Some people may see logging vs printing as a matter of code style, so the decision will be up to you as an author and maintainer of the project.

epogrebnyak commented 5 years ago

God, @danijar! ))) you are actually adding a new handler in __init__.py!

Maybe this code should be inside handout.py or tools.py or new logging.py - __init__.py is the last place I looked for some configuration interference code, as I searched codebase of Spyder and IPython instead. ))

https://github.com/danijar/handout/blob/master/handout/__init__.py#L1-L13

import sys
import logging

from .handout import Handout

# Set up logger.
logger = logging.getLogger('handout')
logger.setLevel(logging.INFO)
logger.propagate = False  # Global logger should not print messages again.
handler = logging.StreamHandler(sys.stdout)
handler.setFormatter(logging.Formatter('%(message)s'))
logger.addHandler(handler)

What happens in that IPython resets logger handlers after %run command, while Spyder keeps the handlers alive. The reason for this is some ambiguity in logging.shutdown() behaviour.

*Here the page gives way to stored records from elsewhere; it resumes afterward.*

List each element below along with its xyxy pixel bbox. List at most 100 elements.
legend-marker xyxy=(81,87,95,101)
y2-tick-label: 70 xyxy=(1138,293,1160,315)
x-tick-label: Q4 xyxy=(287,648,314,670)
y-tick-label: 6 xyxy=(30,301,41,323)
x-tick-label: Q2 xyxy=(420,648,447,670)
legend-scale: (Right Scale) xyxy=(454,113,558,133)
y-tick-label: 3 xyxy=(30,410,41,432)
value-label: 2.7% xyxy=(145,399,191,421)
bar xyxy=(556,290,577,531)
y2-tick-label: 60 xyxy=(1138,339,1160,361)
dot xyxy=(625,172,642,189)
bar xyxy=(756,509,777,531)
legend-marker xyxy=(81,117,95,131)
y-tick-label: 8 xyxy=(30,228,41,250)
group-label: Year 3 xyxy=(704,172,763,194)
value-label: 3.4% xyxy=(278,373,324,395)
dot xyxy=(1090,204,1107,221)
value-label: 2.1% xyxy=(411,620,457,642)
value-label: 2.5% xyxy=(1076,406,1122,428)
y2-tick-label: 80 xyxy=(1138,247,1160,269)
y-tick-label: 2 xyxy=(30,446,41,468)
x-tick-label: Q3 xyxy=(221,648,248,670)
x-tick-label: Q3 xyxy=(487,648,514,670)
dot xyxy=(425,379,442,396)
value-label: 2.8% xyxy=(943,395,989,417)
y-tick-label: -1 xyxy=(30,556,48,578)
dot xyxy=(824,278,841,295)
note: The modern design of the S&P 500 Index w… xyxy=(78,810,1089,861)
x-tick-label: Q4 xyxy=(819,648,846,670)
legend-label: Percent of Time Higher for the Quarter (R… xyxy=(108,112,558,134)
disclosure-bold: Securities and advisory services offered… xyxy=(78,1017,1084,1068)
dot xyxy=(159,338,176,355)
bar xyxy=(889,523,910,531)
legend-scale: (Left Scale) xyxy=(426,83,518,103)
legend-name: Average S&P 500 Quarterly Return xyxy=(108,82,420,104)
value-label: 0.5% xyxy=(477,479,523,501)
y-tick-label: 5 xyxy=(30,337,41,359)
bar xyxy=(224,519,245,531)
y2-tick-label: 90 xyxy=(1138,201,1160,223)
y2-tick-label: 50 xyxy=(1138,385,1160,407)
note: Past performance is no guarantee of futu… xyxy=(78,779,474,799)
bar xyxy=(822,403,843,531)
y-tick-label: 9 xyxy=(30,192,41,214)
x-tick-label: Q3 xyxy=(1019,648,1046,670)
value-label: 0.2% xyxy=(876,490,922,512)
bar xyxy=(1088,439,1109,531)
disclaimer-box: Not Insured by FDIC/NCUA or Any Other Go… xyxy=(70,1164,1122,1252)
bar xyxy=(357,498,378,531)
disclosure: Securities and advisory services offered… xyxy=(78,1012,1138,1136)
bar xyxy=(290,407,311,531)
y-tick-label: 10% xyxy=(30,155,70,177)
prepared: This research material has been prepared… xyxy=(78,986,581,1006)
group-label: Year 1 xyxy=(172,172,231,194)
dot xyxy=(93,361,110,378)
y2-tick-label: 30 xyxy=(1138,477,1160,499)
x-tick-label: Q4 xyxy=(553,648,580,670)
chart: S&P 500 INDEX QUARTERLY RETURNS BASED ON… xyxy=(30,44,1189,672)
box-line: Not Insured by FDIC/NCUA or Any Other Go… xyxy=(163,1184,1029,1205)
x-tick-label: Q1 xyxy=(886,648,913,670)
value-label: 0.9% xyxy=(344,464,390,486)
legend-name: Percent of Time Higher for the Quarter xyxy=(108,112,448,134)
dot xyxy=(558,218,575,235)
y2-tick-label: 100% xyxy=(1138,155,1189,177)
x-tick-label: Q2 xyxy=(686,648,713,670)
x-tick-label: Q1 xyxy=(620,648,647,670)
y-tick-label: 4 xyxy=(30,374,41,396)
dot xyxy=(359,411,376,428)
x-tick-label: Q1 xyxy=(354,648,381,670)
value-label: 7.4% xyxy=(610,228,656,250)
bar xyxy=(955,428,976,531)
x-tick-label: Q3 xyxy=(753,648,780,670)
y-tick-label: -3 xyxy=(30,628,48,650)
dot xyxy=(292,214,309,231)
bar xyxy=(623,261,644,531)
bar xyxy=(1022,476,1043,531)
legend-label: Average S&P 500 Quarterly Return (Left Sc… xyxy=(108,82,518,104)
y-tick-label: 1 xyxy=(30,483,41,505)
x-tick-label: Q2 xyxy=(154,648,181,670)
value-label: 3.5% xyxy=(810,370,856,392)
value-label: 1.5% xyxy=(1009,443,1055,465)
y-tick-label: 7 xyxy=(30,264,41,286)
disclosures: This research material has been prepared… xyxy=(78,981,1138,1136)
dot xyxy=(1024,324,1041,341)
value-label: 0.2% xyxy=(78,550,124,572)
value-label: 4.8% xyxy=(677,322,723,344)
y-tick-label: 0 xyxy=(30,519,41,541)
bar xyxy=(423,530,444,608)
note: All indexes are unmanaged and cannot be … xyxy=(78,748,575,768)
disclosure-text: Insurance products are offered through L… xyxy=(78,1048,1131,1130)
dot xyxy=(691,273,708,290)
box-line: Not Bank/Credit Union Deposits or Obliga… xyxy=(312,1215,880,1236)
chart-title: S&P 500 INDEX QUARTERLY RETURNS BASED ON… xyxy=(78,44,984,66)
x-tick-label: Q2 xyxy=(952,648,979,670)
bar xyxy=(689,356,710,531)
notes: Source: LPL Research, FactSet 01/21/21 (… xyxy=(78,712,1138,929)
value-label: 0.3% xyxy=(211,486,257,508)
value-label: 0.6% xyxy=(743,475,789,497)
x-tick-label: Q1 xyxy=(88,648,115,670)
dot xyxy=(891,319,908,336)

As a quick fix, we can do something like below for __init__py:

import sys
import logging

from .handout import Handout

# Set up logger.
logger = logging.getLogger('handout')
logger.setLevel(logging.INFO)
logger.propagate = False  # Global logger should not print messages again.
if not logger.handlers:
    handler = logging.StreamHandler(sys.stdout)
    handler.setFormatter(logging.Formatter('%(message)s'))
    logger.addHandler(handler)
epogrebnyak commented 5 years ago

The fix in __init__.py really works, but I suggest making things more explicit via create_logger() function. create_logger() may be placed in tools.py, for example

import sys
import logging

def create_logger():
    logger = logging.getLogger('handout')
    logger.setLevel(logging.INFO)
    logger.propagate = False  # Global logger should not print messages again.
    if not logger.handlers:
        handler = logging.StreamHandler(sys.stdout)
        handler.setFormatter(logging.Formatter('%(message)s'))
        logger.addHandler(handler)
    # The logger can be access anywhere in code by its name 
    # with logging.getLogger('handout') but we pass it explcitly
    # as function result
    return logger

later in Handout constructior:

self._logger = create_logger()
danijar commented 5 years ago

Thanks for investigating! Yes, we shouldn't keep adding handlers :D

The reason to create it in __init__.py is to make it available once the library is imported so the user can change the logging level, format, etc. So let's include your first solution for now? If you have a better solution, just let me know.